An ANN is made up of nodes (artificial neurons), single processing units that work in parallel, organized in layers or layers: an input layer, multiple hidden layers and an output layer. The nodes "weigh" the input data by categorizing its aspects, and by connecting to other nodes, they transfer them to the next layer until the output is obtained.
The weight is the strength of the connection between nodes and represents the influence, positive or negative, of each input on the specific characteristic that must be identified.
Each processing node has its own "bubble" of knowledge, made up of when it has already learned in previous experiences and rules originally programmed or defined autonomously by the node itself. The input layer communicates with the external environment, and since it does not receive data from previous layers, it is generally made up of passive neurons, while it is in the hidden layers that "thinking" develops.
To define the rules and decide what to pass to the next layer, ANNs follow different principles according to real algorithms, for example the gradient method, fuzzy logic, Bayesian inference, and more. Simplifying, a hidden layer is a set of neurons with a specific activation function, whose task is to process the inputs from previous layers, to extract specific characteristics.
The number of these layers depends on the complexity of the problem to be solved, but it must be calibrated as it is not a rule that the more hidden levels are, the greater the accuracy of the results.
Finally, the output layer, which collects and transmits information in the manner provided, with a number of nodes that depends on the type of ANN.
Neural networks can be characterized by the number of hidden layers or even by the number of nodes, and we speak of Deep Neural Network (DNN) only if there are two or more hidden layers.
The layers are independent from each other, and can have an arbitrary number of nodes, even if typically the number of hidden nodes must be greater than that of the input nodes. Considering specific functional characteristics we can identify: the Multilayer Perceptrons (MLP), the most classic type; the Spiking Neural Networks (SNN, presented in the magazine in June of last year), whose nodes are activated only when a certain threshold has been reached; the Convolution Neural Network (CNN), used mainly for image recognition; the RNN, Recurrent Neural Network, conceived for problems in which there are temporal references, for example speech recognition, more generally Natural Language Processing. It should be noted that it is possible to organize multiple ANNs in stacks by creating hybrid architectures, with a first that feeds a subsequent one of a different type, and from this possibly another, to achieve higher levels of performance.
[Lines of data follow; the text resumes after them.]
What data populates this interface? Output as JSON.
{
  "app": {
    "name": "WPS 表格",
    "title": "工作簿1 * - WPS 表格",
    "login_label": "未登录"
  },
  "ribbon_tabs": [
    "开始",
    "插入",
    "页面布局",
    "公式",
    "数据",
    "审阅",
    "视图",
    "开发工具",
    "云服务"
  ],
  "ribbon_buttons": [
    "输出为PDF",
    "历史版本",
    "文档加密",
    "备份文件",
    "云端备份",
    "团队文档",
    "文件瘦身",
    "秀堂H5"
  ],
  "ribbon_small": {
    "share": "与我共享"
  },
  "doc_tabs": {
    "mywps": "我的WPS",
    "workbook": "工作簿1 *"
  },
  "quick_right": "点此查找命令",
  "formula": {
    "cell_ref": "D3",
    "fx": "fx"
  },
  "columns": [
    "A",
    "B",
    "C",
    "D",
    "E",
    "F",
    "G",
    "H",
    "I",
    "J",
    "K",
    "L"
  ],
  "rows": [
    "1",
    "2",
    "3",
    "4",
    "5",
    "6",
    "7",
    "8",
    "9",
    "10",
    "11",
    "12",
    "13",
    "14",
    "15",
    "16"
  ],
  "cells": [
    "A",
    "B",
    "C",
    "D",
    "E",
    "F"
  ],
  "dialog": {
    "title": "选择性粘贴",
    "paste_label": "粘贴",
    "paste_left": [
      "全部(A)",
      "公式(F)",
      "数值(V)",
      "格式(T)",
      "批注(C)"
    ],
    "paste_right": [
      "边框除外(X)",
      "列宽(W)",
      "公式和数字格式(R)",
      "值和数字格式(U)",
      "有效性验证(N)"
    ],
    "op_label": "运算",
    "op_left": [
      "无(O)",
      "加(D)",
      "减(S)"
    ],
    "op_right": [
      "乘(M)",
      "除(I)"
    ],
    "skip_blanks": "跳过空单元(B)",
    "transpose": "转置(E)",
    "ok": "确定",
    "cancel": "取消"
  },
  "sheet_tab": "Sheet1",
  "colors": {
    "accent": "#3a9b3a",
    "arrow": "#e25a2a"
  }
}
For example a CNN or an RNN are not always used alone and a possible architecture foresees a stack with a CNN as input, an LSTM (Long Short-Term Memory, particular version of RNN) in the middle, and an MLP as output, from which a CNN LSTM architecture.
The term "perceptron", which can be translated as perceptron, dates back to the late 1950s, when an algorithm was developed at Cornell University, the perceptron, for the recognition of objects in images by machines.
A Perceptron is, as such, a binary classifier, to be considered as the simplest type of Feedforward Neural Network (FNN), with forward feeding, therefore networks in which data flows through the nodes in a single direction, without loops or backflow.
FNNs represent the basis for more complex structures, are used for general classifications of datasets, and often layered with other ANNs.
There can be some confusion in terms of terminology as MLP sometimes refers to any FNN and sometimes only to networks made up of multiple Perceptron layers.
In detail, a Perceptron Multilayer provides at least three levels of nodes: an input layer, a hidden layer and an output layer.
Each node, apart from the input ones, uses a non-linear activation function, which defines the output of that node based on an input or a set of inputs, where non-linearity means, as a general meaning, that the change of an output is not proportional to that of the input.
For the training of the network, a supervised learning technique called backpropagation is used.